Calls in the next two half innings, however, were more obviously wrong. In the top of the second, A&M was denied a possible interference call of its own when home-plate umpire David Savage ruled that Brian Friday did not interfere with Josh Stinson's chance to throw out Danny Lehmann stealing second base. In the bottom of the second, Stinson clearly fouled a pitch off his foot, but he was thrown out when no umpire called the ball foul.
Meanwhile, Joe Savery (glad to be facing a righthander) was leading the Rice offense. After a Brian Friday double in the first, Savery singled in his favorite spot up the middle to give Rice a 1-0 lead. In the third, with A&M shortstop Brandon Hicks shading up the middle, Savery showcased his opposite-field power by crushing an outside fastball over the left-field fence to give Rice a 2-0 lead.
I'm sure this already feels like a long blog. It was a long game, so bear with me. Rice loaded the bases with nobody out against Kyle Thebeau in the fourth on a hit batter (one of three by Thebeau), and infield dribbler and a bunt base hit. But lefthander Kirkland Rivers came in to get Henley to hit into a double play and Savery to ground out, allowing just one run and keeping it a 3-0 game.
A&M pulled a run back in the fourth on back-to-back doubles by Josh Stinson and Darby Brown, but Langwell recovered to retire the next seven batters and keep Rice in the lead. The Owls made it 4-1 in the seventh on a triple by Tyler Henley (which pulled him into a tie for second place with 15 career triples at Rice) and an RBI single by Savery past a drawn-in infield.
Word trickled down that Dog the Bounty Hunter, the uncle of Rice catcher Danny Lehmann, is in attendance and has appeared on the Rice radio broadcast this evening. You can't make that stuff up. You should've seen the crowd when Rice (and Lehmann) played in Hawaii with Dog in attendance.

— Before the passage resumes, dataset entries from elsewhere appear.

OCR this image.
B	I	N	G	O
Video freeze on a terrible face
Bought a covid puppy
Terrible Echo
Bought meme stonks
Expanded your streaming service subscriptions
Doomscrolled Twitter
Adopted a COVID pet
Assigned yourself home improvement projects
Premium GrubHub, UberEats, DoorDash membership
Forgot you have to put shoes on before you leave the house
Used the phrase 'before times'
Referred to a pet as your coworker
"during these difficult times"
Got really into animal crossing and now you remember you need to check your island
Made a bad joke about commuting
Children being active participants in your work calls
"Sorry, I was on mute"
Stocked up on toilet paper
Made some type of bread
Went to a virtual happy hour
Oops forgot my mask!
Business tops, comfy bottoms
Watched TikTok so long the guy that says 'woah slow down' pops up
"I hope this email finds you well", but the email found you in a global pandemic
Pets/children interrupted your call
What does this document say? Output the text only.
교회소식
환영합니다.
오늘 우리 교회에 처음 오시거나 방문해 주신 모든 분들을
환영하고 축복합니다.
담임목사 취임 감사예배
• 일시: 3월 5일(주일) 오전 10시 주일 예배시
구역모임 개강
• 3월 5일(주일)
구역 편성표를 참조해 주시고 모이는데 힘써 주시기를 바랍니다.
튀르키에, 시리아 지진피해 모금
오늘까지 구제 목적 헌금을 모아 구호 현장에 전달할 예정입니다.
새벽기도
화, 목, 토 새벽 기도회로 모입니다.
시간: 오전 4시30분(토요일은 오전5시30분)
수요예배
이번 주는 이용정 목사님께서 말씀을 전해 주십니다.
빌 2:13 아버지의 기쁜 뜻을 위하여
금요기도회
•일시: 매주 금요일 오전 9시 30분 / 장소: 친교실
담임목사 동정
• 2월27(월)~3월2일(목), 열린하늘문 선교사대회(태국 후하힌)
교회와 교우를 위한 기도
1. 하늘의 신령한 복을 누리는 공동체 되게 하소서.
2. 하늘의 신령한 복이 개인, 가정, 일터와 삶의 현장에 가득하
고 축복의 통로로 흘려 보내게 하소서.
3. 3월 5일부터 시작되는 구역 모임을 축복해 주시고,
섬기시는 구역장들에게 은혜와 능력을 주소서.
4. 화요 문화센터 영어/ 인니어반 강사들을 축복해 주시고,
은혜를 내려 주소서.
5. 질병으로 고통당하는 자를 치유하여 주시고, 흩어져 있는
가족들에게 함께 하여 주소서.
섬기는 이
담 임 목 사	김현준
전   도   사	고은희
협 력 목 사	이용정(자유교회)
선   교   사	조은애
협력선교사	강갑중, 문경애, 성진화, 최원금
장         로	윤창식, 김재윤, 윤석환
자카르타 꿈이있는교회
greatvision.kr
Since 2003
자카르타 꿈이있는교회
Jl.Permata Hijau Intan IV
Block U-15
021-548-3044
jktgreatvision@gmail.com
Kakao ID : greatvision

Rice might have set an unofficial record with six (should have been seven, but for a generous official scorer) sacrifice bunts in the first two games of the series. The Owls got a slightly bizarre one in the eighth when reliever Gary Campfield tagged Lehmann out after his safety squeeze, but first-base umpire Paul Guillie had a poor angle and called Lehmann safe. After conferring, the umpires correctly ruled Lehmann had been tagged out, but the run (of course) counted.

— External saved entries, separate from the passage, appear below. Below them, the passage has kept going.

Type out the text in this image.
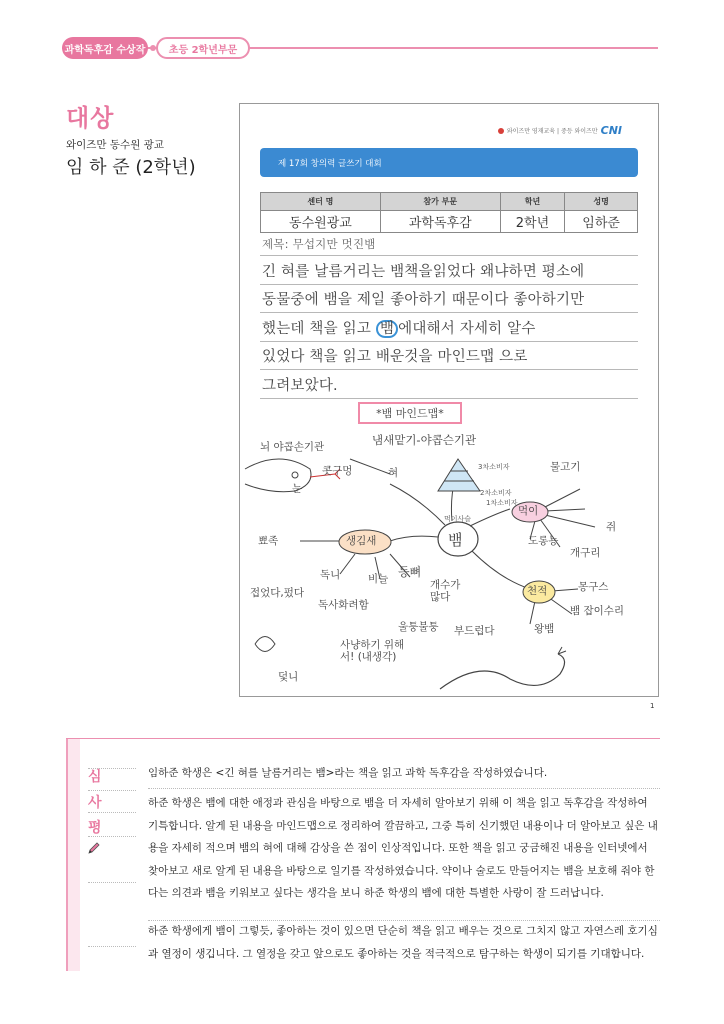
과학독후감 수상작	초등 2학년부문
대상
와이즈만 동수원 광교
임 하 준 (2학년)
와이즈만 영재교육 | 중등 와이즈만 CNI
제 17회 창의력 글쓰기 대회
센터 명	참가 부문	학년	성명
동수원광교	과학독후감	2학년	임하준
제목: 무섭지만 멋진뱀
긴 혀를 날름거리는 뱀책을읽었다 왜냐하면 평소에
동물중에 뱀을 제일 좋아하기 때문이다 좋아하기만
했는데 책을 읽고
뱀 에대해서 자세히 알수
있었다 책을 읽고 배운것을 마인드맵 으로
그려보았다.
*뱀 마인드맵*
뇌 야콥손기관	냄새맡기-야콥슨기관
콧구멍	혀
눈
생김새	뱀
뾰족
독니	비늘 등뼈
접었다,펐다
독사화려함
울퉁불퉁
사냥하기 위해서! (내생각)
개수가 많다
부드럽다
덫니
먹이
물고기
쥐
개구리
도롱뇽
천적	몽구스
뱀 잡이수리
왕뱀
3차소비자
2차소비자
1차소비자
먹이사슬
1
심
사
평
임하준 학생은 <긴 혀를 날름거리는 뱀>라는 책을 읽고 과학 독후감을 작성하였습니다.
하준 학생은 뱀에 대한 애정과 관심을 바탕으로 뱀을 더 자세히 알아보기 위해 이 책을 읽고 독후감을 작성하여 기특합니다. 알게 된 내용을 마인드맵으로 정리하여 깔끔하고, 그중 특히 신기했던 내용이나 더 알아보고 싶은 내용을 자세히 적으며 뱀의 혀에 대해 감상을 쓴 점이 인상적입니다. 또한 책을 읽고 궁금해진 내용을 인터넷에서 찾아보고 새로 알게 된 내용을 바탕으로 일기를 작성하였습니다. 약이나 술로도 만들어지는 뱀을 보호해 줘야 한다는 의견과 뱀을 키워보고 싶다는 생각을 보니 하준 학생의 뱀에 대한 특별한 사랑이 잘 드러납니다.
하준 학생에게 뱀이 그렇듯, 좋아하는 것이 있으면 단순히 책을 읽고 배우는 것으로 그치지 않고 자연스레 호기심과 열정이 생깁니다. 그 열정을 갖고 앞으로도 좋아하는 것을 적극적으로 탐구하는 학생이 되기를 기대합니다.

Rice closer Cole St.Clair came on in the seventh inning and labored through a 28-pitch eighth that included a solo home run from Blake Stouffer, cutting the Rice lead to 5-2. The bottom of the eighth was fairly uneventful, save the final at-bat at Reckling Park for Joe Savery. He flew out harmlessly to left field but still drew a standing ovation from the crowd. Savery tipped his batting helmet in response.

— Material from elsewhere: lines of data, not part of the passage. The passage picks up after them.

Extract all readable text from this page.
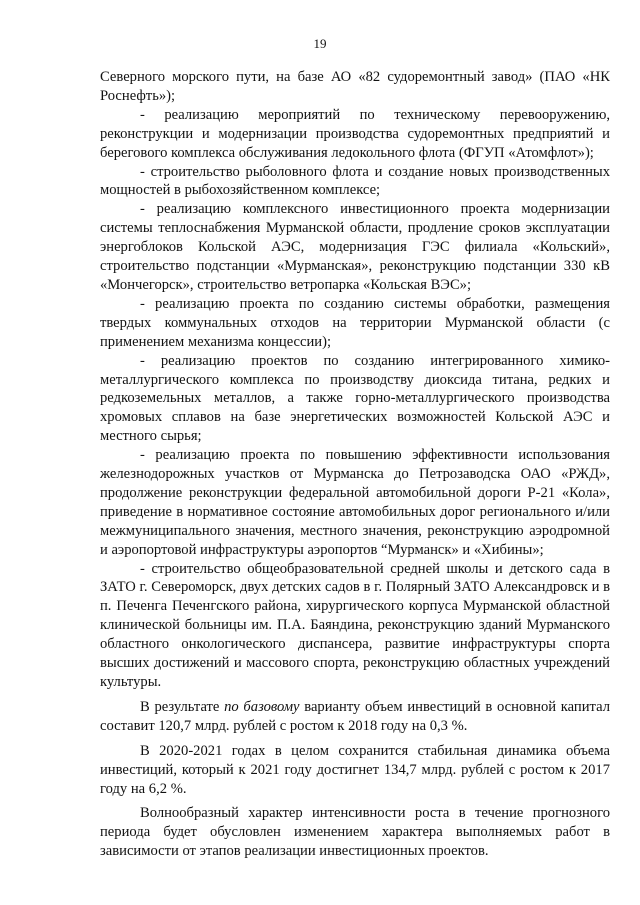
19

Северного морского пути, на базе АО «82 судоремонтный завод» (ПАО «НК Роснефть»);

- реализацию мероприятий по техническому перевооружению, реконструкции и модернизации производства судоремонтных предприятий и берегового комплекса обслуживания ледокольного флота (ФГУП «Атомфлот»);

- строительство рыболовного флота и создание новых производственных мощностей в рыбохозяйственном комплексе;

- реализацию комплексного инвестиционного проекта модернизации системы теплоснабжения Мурманской области, продление сроков эксплуатации энергоблоков Кольской АЭС, модернизация ГЭС филиала «Кольский», строительство подстанции «Мурманская», реконструкцию подстанции 330 кВ «Мончегорск», строительство ветропарка «Кольская ВЭС»;

- реализацию проекта по созданию системы обработки, размещения твердых коммунальных отходов на территории Мурманской области (с применением механизма концессии);

- реализацию проектов по созданию интегрированного химико-металлургического комплекса по производству диоксида титана, редких и редкоземельных металлов, а также горно-металлургического производства хромовых сплавов на базе энергетических возможностей Кольской АЭС и местного сырья;

- реализацию проекта по повышению эффективности использования железнодорожных участков от Мурманска до Петрозаводска ОАО «РЖД», продолжение реконструкции федеральной автомобильной дороги Р-21 «Кола», приведение в нормативное состояние автомобильных дорог регионального и/или межмуниципального значения, местного значения, реконструкцию аэродромной и аэропортовой инфраструктуры аэропортов “Мурманск» и «Хибины»;

- строительство общеобразовательной средней школы и детского сада в ЗАТО г. Североморск, двух детских садов в г. Полярный ЗАТО Александровск и в п. Печенга Печенгского района, хирургического корпуса Мурманской областной клинической больницы им. П.А. Баяндина, реконструкцию зданий Мурманского областного онкологического диспансера, развитие инфраструктуры спорта высших достижений и массового спорта, реконструкцию областных учреждений культуры.

В результате по базовому варианту объем инвестиций в основной капитал составит 120,7 млрд. рублей с ростом к 2018 году на 0,3 %.

В 2020-2021 годах в целом сохранится стабильная динамика объема инвестиций, который к 2021 году достигнет 134,7 млрд. рублей с ростом к 2017 году на 6,2 %.

Волнообразный характер интенсивности роста в течение прогнозного периода будет обусловлен изменением характера выполняемых работ в зависимости от этапов реализации инвестиционных проектов.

Speedster Ben Feltner led off with a pinch-hit bunt in the ninth, but St.Clair made a ridiculous play to glove flip to first base in time for the out. With the crowd on its feet after a fly out, St.Clair got senior Parker Dalton to pop out to Savery in foul territory to clinch Rice's return to Omaha. The Owl celebration was emotional but slightly muted - I think Rice is saving the dogpile for a different venue.
Posted by Jonathan Yardley at 09:08 PM on June 09, 2007
Comments (1)
Comments
It is unfortunate the ineptitude of the umpire crew took center stage in this meeting of two excellent teams.